My maternal grandfather’s family was originally a part of the Yesáh Indigenous community of Red Mountain, present-day Rougemont, N.C. For generations, they survived on tobacco and corn farming as well as subsistence living just as those who came before them. They had their own school and church and leaned on each other in times of need. In the 1940s, the military removed them from the land to build a training facility. Members of the community scattered to surrounding areas such as Durham, Oxford and Roxboro. What was once a thriving community that shared resources harvested from the land with consent and respect became dozens of smaller families fending for themselves while surrounded by white supremacist groups like the Klu Klux Klan.

Today, my (great) “Auntie” Helen, who is 88 years old, tells us how they were never able to return due to the damage and exposure of artillery and chemicals to the land. A quick Google search, which is inaccessible to her, reveals that there are many white homeowners and businesses in Rougemont. Still in the research phase, it is yet to be seen whether these areas are simply not a part of the affected area my family was removed from or if residents have instigated, or simply benefited, from a clean-up that cost more than what my family could afford to do the same. How can you return to the land that you were banished from when you don’t have access to the education or resources to do so, namely because this very knowledge and these very resources were usurped by those who displaced you?


About Dominique Daye Hunter

My name is Dominique Daye Hunter and I transmute trauma into empowerment through storytelling and the creation of safe spaces. I am an Afro-Indigenous author, poet, fashion designer, and advocate for BIPOC mental health, land rematriation, and those with chronic disabilities. The CEO of D. Daye Hunter Designs, LLC, my written and visual work explores the complex connections between historical trauma and healing in Black and Indigenous communities.
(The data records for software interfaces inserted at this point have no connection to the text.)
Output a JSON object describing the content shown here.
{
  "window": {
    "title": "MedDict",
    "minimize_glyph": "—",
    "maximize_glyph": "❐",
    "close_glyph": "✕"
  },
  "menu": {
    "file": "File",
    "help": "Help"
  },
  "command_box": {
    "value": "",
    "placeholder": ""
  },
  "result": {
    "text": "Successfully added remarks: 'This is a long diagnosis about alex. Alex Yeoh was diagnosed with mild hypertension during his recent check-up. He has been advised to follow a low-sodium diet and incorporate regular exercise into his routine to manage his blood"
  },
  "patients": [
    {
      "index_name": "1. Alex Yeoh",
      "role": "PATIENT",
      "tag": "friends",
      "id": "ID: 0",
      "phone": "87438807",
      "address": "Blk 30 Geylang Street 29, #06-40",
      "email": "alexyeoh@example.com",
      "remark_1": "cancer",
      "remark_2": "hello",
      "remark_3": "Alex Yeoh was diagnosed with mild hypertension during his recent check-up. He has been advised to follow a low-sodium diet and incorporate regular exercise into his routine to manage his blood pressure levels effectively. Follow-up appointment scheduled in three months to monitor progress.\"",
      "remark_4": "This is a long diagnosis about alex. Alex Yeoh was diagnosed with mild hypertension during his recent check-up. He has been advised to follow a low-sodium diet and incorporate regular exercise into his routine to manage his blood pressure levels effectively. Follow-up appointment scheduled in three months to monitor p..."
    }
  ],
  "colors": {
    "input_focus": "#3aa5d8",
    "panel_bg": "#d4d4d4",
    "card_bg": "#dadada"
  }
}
My maternal grandmother’s ancestors are from West Africa and were brought to occupied Mvskoke territory (i.e., Alabama) by way of the trans-Atlantic slave trade. Through my mother’s DNA testing, we’ve discovered that we largely descend from Togo-Benin, Mali, Cameroon and the Congo. Like many Black Americans, this uprooting from our homelands makes reconnection to land and place complicated and fraught with barriers. My maternal grandfather’s ancestors are Afro-Indigenous with Yesáh, Nansemond, West African and European lineages. We are born from the High Plains of North Carolina, the swamplands of southeastern Virginia, and, before contact, the mountains and mound culture between the Ohio River Valley and North Carolina where I now reside. My father’s family are Scotts-Irish and Polish immigrants who fled their homes due to colonization, famine and war. Though my feet have not yet touched down in Togo-Benin, Northern Ireland or Poland, my DNA cries out for ancestral memory and yearns for the day it can once again be cradled by rolling green hills and coastal crags; by red clay and palm fronds.